Tuesday, 13 May 2008

Money no longer gets locked in IPOs

When investors apply for Initial Public Offering (IPO), they have to pay money upfront to the registrar/banker with whom the money gets locked for a few weeks, until the IPO price is decided and the shares are allocated. If the number of shares allocated is lesser than applied, the balance money is refunded to the investor. Since the money is locked for a few weeks, the investor loses interest amount he could earn otherwise on that money.

On the other side, bankers get floating interest on investor's money, for those few weeks. Well, to say the least, when money runs into Crores, however small the interest percentage is, the interest amount will be huge.

According to a SEBI statement, the money will now remain in the investor’s bank account till the allotment price and quantity is finalized. This would eliminate the refund process. This would also save money collecting and refunding time and thus will reduce the burden on registrars.
More news here.

At a macro level, the locking of money denies the markets to have the much needed liquidity (money in the hands of people that can be used for trading in stock markets), particularly when they are falling and need money to push it up. Thus, money locked in IPOs has a serious impact on stock markets.

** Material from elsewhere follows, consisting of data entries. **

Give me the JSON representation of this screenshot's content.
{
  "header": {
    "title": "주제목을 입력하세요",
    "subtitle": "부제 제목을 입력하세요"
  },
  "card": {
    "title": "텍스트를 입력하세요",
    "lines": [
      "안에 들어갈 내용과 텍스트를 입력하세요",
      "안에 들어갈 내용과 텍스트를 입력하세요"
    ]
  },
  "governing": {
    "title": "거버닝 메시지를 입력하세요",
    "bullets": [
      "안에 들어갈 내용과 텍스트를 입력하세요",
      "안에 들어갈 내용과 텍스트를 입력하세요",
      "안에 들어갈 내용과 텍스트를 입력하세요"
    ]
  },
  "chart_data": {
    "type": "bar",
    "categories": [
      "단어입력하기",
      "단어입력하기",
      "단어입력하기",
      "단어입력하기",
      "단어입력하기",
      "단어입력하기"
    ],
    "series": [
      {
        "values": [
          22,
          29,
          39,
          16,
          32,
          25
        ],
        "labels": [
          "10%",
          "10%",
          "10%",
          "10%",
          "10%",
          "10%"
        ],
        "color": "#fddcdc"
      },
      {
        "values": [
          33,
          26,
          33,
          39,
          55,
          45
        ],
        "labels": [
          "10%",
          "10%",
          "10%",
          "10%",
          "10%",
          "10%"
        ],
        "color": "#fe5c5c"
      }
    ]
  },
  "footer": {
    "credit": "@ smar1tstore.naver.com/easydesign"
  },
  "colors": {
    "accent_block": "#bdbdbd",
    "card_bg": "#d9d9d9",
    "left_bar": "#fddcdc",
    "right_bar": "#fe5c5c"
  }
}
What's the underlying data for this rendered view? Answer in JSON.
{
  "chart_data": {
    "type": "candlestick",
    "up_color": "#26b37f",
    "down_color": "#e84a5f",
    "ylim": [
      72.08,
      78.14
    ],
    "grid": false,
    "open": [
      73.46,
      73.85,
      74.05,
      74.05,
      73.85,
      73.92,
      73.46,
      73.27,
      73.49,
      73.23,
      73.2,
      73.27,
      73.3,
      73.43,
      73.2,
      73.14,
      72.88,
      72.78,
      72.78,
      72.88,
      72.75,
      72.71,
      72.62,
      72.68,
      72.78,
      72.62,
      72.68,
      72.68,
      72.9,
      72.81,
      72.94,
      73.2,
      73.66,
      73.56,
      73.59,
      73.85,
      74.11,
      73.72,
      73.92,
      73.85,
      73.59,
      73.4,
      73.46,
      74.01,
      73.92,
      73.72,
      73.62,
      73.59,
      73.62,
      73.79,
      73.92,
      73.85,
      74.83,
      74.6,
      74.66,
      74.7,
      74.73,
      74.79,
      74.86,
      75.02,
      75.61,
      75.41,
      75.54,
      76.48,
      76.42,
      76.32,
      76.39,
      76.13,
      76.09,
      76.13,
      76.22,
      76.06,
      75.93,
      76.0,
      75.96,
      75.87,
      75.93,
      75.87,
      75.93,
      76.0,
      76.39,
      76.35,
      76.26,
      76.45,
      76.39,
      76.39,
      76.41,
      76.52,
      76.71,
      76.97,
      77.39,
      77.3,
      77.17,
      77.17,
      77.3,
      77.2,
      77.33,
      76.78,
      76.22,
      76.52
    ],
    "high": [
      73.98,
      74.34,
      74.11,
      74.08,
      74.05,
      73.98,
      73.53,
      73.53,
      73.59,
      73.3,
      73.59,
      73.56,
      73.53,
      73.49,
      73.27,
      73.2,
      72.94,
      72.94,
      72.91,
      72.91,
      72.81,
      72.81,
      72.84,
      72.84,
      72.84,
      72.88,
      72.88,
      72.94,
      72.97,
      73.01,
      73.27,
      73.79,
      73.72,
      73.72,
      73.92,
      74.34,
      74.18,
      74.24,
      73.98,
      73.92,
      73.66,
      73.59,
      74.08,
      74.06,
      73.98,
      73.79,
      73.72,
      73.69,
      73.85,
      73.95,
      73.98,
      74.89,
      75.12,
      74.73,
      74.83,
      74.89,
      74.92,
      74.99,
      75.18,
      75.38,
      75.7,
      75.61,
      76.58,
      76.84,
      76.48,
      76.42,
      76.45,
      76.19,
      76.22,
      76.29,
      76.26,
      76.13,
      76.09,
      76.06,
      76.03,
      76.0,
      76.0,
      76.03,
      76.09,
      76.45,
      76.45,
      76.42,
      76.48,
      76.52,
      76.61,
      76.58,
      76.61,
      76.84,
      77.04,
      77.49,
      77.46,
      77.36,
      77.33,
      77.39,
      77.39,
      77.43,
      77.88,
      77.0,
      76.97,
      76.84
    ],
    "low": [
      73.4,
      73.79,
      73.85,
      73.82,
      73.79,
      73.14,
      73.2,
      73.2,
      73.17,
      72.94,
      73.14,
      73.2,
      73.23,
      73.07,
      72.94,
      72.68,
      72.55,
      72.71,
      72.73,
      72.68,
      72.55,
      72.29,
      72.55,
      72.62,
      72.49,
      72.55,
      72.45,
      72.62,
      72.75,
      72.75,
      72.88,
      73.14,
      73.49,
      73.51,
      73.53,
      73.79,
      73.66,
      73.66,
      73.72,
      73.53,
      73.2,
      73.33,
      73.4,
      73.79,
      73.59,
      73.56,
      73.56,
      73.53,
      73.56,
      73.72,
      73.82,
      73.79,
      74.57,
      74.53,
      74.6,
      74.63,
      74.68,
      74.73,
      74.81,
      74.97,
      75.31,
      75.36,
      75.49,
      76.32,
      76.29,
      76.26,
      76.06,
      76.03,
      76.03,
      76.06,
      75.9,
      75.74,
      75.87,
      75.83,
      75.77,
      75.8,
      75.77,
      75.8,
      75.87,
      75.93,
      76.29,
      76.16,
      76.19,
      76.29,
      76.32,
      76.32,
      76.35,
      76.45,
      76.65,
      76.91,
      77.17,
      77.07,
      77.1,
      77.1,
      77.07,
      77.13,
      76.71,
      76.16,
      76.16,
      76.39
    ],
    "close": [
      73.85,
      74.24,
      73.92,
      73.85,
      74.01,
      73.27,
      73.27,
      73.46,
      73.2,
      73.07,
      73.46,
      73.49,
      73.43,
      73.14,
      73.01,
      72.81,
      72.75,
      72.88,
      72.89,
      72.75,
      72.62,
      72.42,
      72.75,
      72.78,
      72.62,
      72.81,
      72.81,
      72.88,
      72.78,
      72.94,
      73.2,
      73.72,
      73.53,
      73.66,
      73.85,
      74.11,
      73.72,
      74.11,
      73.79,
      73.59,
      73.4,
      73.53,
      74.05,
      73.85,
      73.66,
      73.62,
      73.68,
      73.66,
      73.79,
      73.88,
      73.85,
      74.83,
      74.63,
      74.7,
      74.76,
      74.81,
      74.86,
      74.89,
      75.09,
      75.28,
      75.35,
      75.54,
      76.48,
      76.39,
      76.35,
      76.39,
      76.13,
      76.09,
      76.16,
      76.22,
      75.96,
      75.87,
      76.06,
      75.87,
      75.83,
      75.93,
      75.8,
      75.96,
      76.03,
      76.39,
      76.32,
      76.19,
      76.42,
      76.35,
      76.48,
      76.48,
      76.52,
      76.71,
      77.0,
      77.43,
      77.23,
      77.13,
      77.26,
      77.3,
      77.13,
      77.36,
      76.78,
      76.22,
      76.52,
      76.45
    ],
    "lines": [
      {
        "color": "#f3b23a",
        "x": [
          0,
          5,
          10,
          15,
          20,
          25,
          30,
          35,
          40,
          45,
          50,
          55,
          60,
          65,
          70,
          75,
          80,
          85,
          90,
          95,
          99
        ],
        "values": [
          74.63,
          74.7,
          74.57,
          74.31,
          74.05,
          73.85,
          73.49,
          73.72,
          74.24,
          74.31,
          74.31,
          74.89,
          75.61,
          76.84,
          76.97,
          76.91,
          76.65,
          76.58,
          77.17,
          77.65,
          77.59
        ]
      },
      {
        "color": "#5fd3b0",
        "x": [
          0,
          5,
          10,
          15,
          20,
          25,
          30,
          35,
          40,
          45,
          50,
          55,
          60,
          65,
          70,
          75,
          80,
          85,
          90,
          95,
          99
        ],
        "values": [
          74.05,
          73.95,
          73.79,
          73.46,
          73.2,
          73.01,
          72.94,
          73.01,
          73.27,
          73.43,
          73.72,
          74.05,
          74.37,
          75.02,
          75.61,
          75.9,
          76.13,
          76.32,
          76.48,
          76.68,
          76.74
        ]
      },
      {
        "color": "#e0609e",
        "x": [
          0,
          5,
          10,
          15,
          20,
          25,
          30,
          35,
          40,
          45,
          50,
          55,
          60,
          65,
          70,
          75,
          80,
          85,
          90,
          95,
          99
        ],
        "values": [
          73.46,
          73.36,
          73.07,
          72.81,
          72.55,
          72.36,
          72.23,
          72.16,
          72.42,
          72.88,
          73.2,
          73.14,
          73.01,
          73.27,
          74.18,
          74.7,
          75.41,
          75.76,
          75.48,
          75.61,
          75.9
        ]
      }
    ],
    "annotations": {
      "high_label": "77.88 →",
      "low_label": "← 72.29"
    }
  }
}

An example is something that happened in January 2008, when investor money was locked in Reliance Power and Future IPOs. These IPOs were huge and have raked in most of the liquidity from stock markets. When markets fell during that time due to US recession fears and other reasons, investors didn’t have money with them to buy shares (when markets fall, share prices also fall due to which investors buy shares which in turn will pull the market up) and stop the market from falling further. Reason; their money was locked with Reliance and Future IPOs!

The move by the regulator may not solve the liquidity problem during IPO as SEBI is planning to have some arrangements with which money would be locked in the investor's bank account so that there won't be any lack of funds in the investor's account when the IPO allotment comes. But this will atleast give the investors interest income on their money.